One weekend a month for me, which I usually spend in a B&B on the coast, reading and running.)And another also. Or would that look unprofessional, with this project? Could I in the meantime at least ask her if he's as nice as he seems? And that life is really busy - but you wondered if he wanted to meet for a drink?

He thinks I'm not dating, and I don't know how I'd let him know that I might be interested in dating (him).

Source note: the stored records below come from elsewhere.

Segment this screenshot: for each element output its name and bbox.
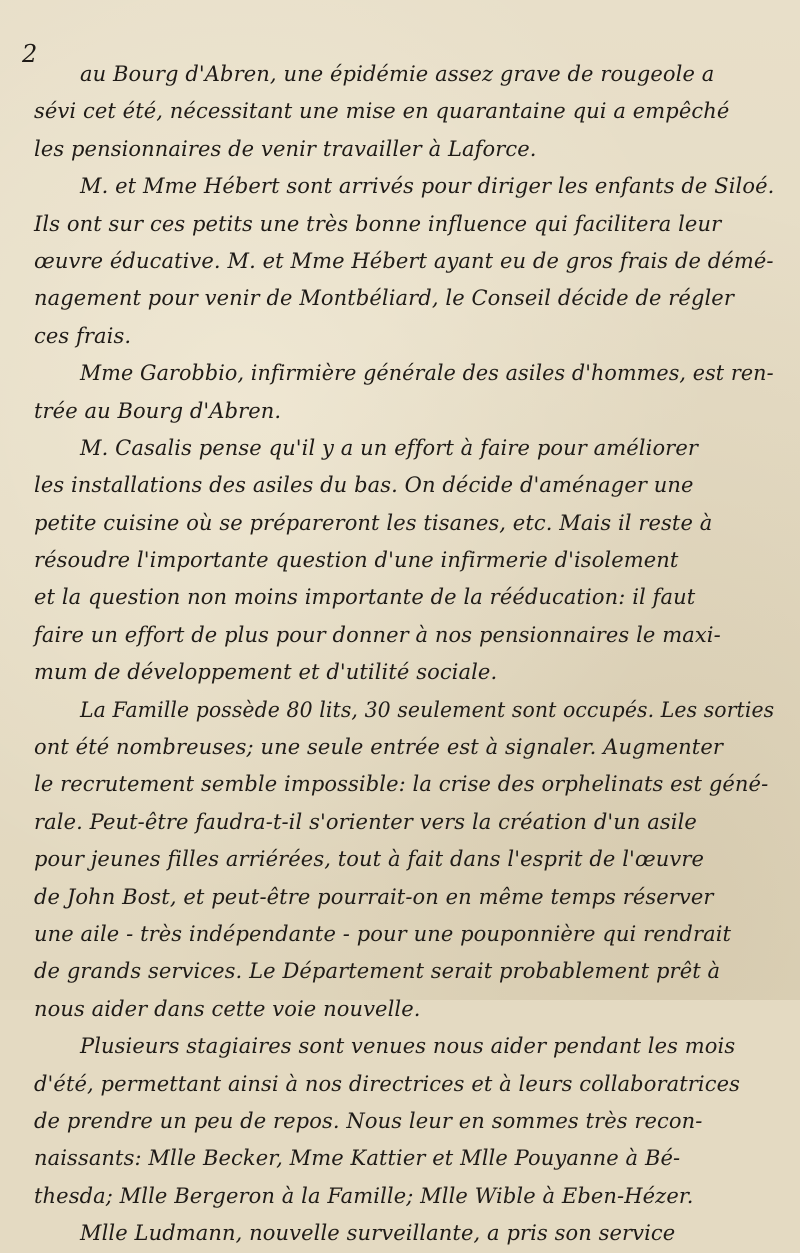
text-line: nous aider dans cette voie nouvelle. bbox=[34, 996, 421, 1021]
text-line: résoudre l'importante question d'une infirmerie d'isolement bbox=[34, 548, 679, 573]
text-line: faire un effort de plus pour donner à nos pensionnaires le maxi- bbox=[34, 622, 721, 647]
text-line: La Famille possède 80 lits, 30 seulement sont occupés. Les sorties bbox=[80, 697, 775, 722]
text-line: de John Bost, et peut-être pourrait-on en même temps réserver bbox=[34, 884, 714, 909]
text-line: œuvre éducative. M. et Mme Hébert ayant eu de gros frais de démé- bbox=[34, 248, 774, 273]
text-line: sévi cet été, nécessitant une mise en quarantaine qui a empêché bbox=[34, 99, 730, 124]
text-line: petite cuisine où se prépareront les tisanes, etc. Mais il reste à bbox=[34, 510, 713, 535]
text-line: thesda; Mlle Bergeron à la Famille; Mlle Wible à Eben-Hézer. bbox=[34, 1183, 694, 1208]
text-line: de grands services. Le Département serait probablement prêt à bbox=[34, 959, 721, 984]
text-line: pour jeunes filles arriérées, tout à fait dans l'esprit de l'œuvre bbox=[34, 847, 704, 872]
text-line: Mme Garobbio, infirmière générale des asiles d'hommes, est ren- bbox=[80, 361, 774, 386]
text-line: Plusieurs stagiaires sont venues nous aider pendant les mois bbox=[80, 1034, 736, 1059]
text-line: le recrutement semble impossible: la crise des orphelinats est géné- bbox=[34, 772, 769, 797]
handwritten-text-body bbox=[34, 56, 774, 1253]
text-line: de prendre un peu de repos. Nous leur en sommes très recon- bbox=[34, 1108, 703, 1133]
text-line: ces frais. bbox=[34, 323, 132, 348]
text-line: trée au Bourg d'Abren. bbox=[34, 398, 282, 423]
text-line: rale. Peut-être faudra-t-il s'orienter vers la création d'un asile bbox=[34, 809, 697, 834]
text-line: une aile - très indépendante - pour une pouponnière qui rendrait bbox=[34, 921, 732, 946]
text-line: mum de développement et d'utilité sociale. bbox=[34, 660, 498, 685]
text-line: ont été nombreuses; une seule entrée est à signaler. Augmenter bbox=[34, 735, 723, 760]
page-number: 2 bbox=[22, 40, 38, 68]
text-line: naissants: Mlle Becker, Mme Kattier et Mlle Pouyanne à Bé- bbox=[34, 1146, 681, 1171]
text-line: nagement pour venir de Montbéliard, le Conseil décide de régler bbox=[34, 286, 734, 311]
text-line: d'été, permettant ainsi à nos directrices et à leurs collaboratrices bbox=[34, 1071, 740, 1096]
text-line: les pensionnaires de venir travailler à Laforce. bbox=[34, 136, 537, 161]
text-line: au Bourg d'Abren, une épidémie assez grave de rougeole a bbox=[80, 62, 715, 86]
text-line: M. Casalis pense qu'il y a un effort à faire pour améliorer bbox=[80, 435, 698, 460]
text-line: M. et Mme Hébert sont arrivés pour diriger les enfants de Siloé. bbox=[80, 174, 775, 199]
text-line: Ils ont sur ces petits une très bonne influence qui facilitera leur bbox=[34, 211, 722, 236]
text-line: Mlle Ludmann, nouvelle surveillante, a pris son service bbox=[80, 1221, 676, 1246]
text-line: les installations des asiles du bas. On décide d'aménager une bbox=[34, 473, 694, 498]
text-line: et la question non moins importante de la rééducation: il faut bbox=[34, 585, 696, 610]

Tell him that you haven't dated yet and have no idea how you feel about doing so, so you're suggesting a drink rather than a date - and just see how it goes.

But expectations are a big part of our mindset, even when we’re not in the stages of grief.

How much more do we enjoy the movie or party that we thought was going to be terrible?On Friday evening we met for the first time, at the official launch of the project.There were a lot of people there, and I'm not gregarious (especially as this was the first big event I've gone along to since everything, and am still receiving some awkward condolences) and he clearly is outgoing. I've done no work since the school run this morning, just written a list of all the reasons why pursuing this would be a bad idea.How disappointed are we when a long planned vacation-of-a-lifetime turns out to be not all what we would have hoped?If ever there was a time when we need to be setting realistic expectations for ourselves, then certainly our time of grieving is one of them. Don’t compare yourself with those whom you know have had a loss.But we ended up chatting in a corner for nearly an hour, couldn't stop talking. He's so tall, and his eyes are so blue, and I'd forgotten how nice it is to smell an attractive man, and listen to a deep voice... Then we were interrupted and chatted to other people, though I kept looking over and seeing him smiling at me. I had to leave to catch last train home while event was in full swing, and was too shy to go over and say goodbye. (He doesn't have kids, and is I think a few years younger than me.